Division of Biostatistics, Washington University School of Medicine, St. Louis, MO, USA.
J Biom Biostat. 2015 Oct;6(4). doi: 10.4172/2155-6180.1000254. Epub 2015 Oct 26.
Primary open angle glaucoma (POAG) is a chronic, progressive, irreversible, and potentially blinding optic neuropathy. The risk of blindness due to progressive visual field (VF) loss varies substantially from patient to patient. Early identification of those patients destined to rapid progressive visual loss is crucial to prevent further damage. In this article, a latent class growth model (LCGM) was developed to predict the binary outcome of VF progression using longitudinal mean deviation (MD) and pattern standard deviation (PSD). Specifically, the trajectories of MD and PSD were summarized by a functional principal component (FPC) analysis, and the estimated FPC scores were used to identify subgroups (latent classes) of individuals with distinct patterns of MD and PSD trajectories. Probability of VF progression for an individual was then estimated as weighted average across latent classes, weighted by posterior probability of class membership given baseline covariates and longitudinal MD/PSD series.
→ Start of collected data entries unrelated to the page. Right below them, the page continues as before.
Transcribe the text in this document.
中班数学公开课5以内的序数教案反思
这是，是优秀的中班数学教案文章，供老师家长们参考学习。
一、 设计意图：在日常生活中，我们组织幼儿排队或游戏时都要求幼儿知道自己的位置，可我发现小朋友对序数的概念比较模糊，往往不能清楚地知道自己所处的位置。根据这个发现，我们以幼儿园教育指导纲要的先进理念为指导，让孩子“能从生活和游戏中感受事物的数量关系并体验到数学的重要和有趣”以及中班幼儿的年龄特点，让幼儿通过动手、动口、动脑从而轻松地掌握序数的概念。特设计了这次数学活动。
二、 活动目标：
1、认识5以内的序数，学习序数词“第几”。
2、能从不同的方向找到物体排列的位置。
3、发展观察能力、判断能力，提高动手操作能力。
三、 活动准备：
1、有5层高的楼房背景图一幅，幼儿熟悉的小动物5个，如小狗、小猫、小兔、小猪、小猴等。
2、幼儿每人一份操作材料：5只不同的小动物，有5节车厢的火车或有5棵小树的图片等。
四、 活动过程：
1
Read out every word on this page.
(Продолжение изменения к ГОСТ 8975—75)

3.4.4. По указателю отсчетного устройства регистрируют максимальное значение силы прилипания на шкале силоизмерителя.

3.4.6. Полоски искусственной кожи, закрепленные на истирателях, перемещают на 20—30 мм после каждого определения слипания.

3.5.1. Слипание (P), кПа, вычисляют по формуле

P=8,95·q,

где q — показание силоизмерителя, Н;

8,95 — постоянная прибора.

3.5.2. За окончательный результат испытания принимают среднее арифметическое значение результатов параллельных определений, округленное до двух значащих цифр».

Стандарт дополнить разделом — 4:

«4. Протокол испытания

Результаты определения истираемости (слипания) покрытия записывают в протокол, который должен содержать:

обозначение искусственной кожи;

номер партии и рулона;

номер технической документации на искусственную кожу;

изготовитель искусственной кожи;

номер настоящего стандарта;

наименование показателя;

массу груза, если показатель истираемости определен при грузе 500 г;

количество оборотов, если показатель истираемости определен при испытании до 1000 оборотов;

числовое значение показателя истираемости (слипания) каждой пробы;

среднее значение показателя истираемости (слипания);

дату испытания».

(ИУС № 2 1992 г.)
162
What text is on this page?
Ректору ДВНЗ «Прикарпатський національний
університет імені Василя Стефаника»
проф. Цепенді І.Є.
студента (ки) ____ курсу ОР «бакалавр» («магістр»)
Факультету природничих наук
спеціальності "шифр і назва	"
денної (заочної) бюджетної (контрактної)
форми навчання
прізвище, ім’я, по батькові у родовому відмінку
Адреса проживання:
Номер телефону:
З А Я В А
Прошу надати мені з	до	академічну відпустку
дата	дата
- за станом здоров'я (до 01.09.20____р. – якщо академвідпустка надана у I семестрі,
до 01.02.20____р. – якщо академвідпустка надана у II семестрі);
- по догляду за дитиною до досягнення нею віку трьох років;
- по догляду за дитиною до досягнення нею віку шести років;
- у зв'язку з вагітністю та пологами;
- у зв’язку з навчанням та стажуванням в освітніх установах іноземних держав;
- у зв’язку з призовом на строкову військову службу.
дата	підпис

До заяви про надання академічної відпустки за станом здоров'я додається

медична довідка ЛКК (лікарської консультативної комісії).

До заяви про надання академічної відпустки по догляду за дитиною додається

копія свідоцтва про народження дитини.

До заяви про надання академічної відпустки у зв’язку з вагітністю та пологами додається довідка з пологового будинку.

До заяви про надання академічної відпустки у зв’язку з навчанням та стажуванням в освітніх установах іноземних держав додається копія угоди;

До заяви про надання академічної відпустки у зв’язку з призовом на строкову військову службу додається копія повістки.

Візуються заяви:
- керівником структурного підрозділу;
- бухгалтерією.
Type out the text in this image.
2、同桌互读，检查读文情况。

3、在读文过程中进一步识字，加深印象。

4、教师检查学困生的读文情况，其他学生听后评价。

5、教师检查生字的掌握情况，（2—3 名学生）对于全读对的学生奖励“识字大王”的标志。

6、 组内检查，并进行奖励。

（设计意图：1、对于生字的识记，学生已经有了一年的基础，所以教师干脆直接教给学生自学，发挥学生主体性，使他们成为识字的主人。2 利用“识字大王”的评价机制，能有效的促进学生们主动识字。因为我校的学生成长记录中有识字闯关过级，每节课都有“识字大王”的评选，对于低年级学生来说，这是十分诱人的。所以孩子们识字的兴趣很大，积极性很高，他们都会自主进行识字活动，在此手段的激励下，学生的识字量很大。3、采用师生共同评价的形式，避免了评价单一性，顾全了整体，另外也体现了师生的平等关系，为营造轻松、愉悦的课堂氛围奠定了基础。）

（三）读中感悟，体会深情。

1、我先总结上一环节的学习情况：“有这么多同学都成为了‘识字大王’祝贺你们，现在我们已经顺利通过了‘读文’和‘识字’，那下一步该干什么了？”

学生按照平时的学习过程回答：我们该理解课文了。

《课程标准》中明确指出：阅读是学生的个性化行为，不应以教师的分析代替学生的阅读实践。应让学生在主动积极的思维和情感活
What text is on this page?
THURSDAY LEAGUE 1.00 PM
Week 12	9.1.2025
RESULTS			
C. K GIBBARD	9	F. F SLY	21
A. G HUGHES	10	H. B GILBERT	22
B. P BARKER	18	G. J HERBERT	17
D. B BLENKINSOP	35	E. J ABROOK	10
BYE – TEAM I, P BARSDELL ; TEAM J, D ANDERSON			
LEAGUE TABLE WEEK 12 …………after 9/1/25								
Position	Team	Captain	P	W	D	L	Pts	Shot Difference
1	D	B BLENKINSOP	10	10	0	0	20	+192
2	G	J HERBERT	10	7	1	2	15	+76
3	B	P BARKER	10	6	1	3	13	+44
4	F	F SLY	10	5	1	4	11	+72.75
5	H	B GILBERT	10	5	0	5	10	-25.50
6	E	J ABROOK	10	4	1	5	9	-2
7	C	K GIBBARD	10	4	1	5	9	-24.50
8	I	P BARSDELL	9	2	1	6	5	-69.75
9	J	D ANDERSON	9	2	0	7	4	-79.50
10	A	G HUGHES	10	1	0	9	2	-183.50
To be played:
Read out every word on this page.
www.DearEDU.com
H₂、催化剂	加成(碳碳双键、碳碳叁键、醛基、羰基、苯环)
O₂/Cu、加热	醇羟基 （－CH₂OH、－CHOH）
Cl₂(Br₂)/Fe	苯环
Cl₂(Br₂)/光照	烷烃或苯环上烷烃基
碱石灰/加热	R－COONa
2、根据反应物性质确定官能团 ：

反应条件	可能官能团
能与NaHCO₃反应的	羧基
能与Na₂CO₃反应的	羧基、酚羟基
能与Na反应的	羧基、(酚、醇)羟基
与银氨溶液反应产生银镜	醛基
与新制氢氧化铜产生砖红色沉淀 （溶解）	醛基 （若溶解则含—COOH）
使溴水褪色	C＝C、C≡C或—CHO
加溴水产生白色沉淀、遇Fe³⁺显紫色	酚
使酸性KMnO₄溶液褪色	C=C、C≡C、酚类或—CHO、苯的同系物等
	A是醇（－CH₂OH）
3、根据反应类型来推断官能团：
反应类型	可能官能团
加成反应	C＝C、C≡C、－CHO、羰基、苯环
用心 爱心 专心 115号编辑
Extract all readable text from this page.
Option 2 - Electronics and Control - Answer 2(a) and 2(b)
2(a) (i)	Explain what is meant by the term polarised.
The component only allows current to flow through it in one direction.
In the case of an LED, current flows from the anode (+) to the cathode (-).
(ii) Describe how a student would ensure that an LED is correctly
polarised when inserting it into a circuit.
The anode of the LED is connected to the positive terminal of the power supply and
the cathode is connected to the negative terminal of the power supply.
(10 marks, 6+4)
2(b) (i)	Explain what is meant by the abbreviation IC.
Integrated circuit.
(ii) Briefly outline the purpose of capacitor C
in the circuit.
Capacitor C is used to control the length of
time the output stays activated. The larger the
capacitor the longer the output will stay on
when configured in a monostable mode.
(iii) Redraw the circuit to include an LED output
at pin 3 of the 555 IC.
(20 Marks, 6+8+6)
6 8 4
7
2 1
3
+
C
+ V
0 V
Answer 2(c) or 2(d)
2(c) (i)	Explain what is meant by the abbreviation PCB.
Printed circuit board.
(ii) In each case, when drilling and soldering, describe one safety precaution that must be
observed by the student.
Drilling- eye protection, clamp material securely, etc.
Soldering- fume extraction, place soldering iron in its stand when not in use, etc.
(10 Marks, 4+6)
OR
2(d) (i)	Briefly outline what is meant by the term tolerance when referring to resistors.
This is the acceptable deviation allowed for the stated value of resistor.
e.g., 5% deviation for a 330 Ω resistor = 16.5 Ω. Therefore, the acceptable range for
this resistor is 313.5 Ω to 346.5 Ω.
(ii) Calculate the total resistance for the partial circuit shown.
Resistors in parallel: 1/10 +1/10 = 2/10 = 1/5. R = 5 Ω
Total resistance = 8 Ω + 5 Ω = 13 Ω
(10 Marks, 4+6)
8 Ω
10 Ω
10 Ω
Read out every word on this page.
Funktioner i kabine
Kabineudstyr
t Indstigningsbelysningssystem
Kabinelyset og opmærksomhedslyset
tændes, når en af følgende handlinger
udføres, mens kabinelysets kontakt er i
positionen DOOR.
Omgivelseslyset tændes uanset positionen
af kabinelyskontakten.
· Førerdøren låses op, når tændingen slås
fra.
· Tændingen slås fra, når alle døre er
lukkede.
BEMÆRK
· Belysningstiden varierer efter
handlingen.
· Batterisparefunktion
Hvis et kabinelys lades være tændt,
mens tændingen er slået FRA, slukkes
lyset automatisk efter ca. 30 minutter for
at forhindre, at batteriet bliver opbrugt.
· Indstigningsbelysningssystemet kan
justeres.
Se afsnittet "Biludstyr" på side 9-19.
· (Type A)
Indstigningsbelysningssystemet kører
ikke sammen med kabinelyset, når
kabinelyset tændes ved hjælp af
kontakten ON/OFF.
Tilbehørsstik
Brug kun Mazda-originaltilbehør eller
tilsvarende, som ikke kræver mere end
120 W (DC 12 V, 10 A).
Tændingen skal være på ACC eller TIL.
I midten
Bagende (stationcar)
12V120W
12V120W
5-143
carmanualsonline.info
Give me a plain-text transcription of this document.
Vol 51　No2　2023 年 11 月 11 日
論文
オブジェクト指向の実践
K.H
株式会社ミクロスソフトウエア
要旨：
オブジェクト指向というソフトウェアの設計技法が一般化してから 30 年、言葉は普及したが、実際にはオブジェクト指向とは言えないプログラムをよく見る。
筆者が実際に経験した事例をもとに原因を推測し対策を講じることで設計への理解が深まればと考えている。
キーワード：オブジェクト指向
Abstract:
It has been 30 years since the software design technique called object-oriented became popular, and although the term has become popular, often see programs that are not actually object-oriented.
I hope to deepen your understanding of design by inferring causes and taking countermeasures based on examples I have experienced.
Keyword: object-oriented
The model was applied to the participants with newly diagnosed POAG from the Ocular Hypertension Treatment Study (OHTS), and the OHTS data was best fit by a model with 4 latent classes. Using the resultant optimal LCGM, the OHTS participants with and without VF progression could be accurately differentiated by incorporating longitudinal MD and PSD.
原发性开角型青光眼(POAG)是一种慢性、进行性、不可逆且可能致盲的视神经病变。因进行性视野(VF)丧失导致失明的风险在患者之间差异很大。早期识别那些注定会快速进展性视力丧失的患者对于预防进一步损害至关重要。在本文中,开发了一种潜在类别增长模型(LCGM),以使用纵向平均偏差(MD)和模式标准偏差(PSD)来预测VF进展的二元结果。具体而言,通过功能主成分(FPC)分析总结MD和PSD的轨迹,并使用估计的FPC分数来识别具有不同MD和PSD轨迹模式的个体亚组(潜在类别)。然后,将个体VF进展的概率估计为潜在类别之间的加权平均值,权重为给定基线协变量和纵向MD/PSD系列的类别成员后验概率。该模型应用于来自眼压升高治疗研究(OHTS)的新诊断POAG参与者,OHTS数据最适合具有4个潜在类别的模型。使用所得的最优LCGM,通过纳入纵向MD和PSD,可以准确区分有和没有VF进展的OHTS参与者。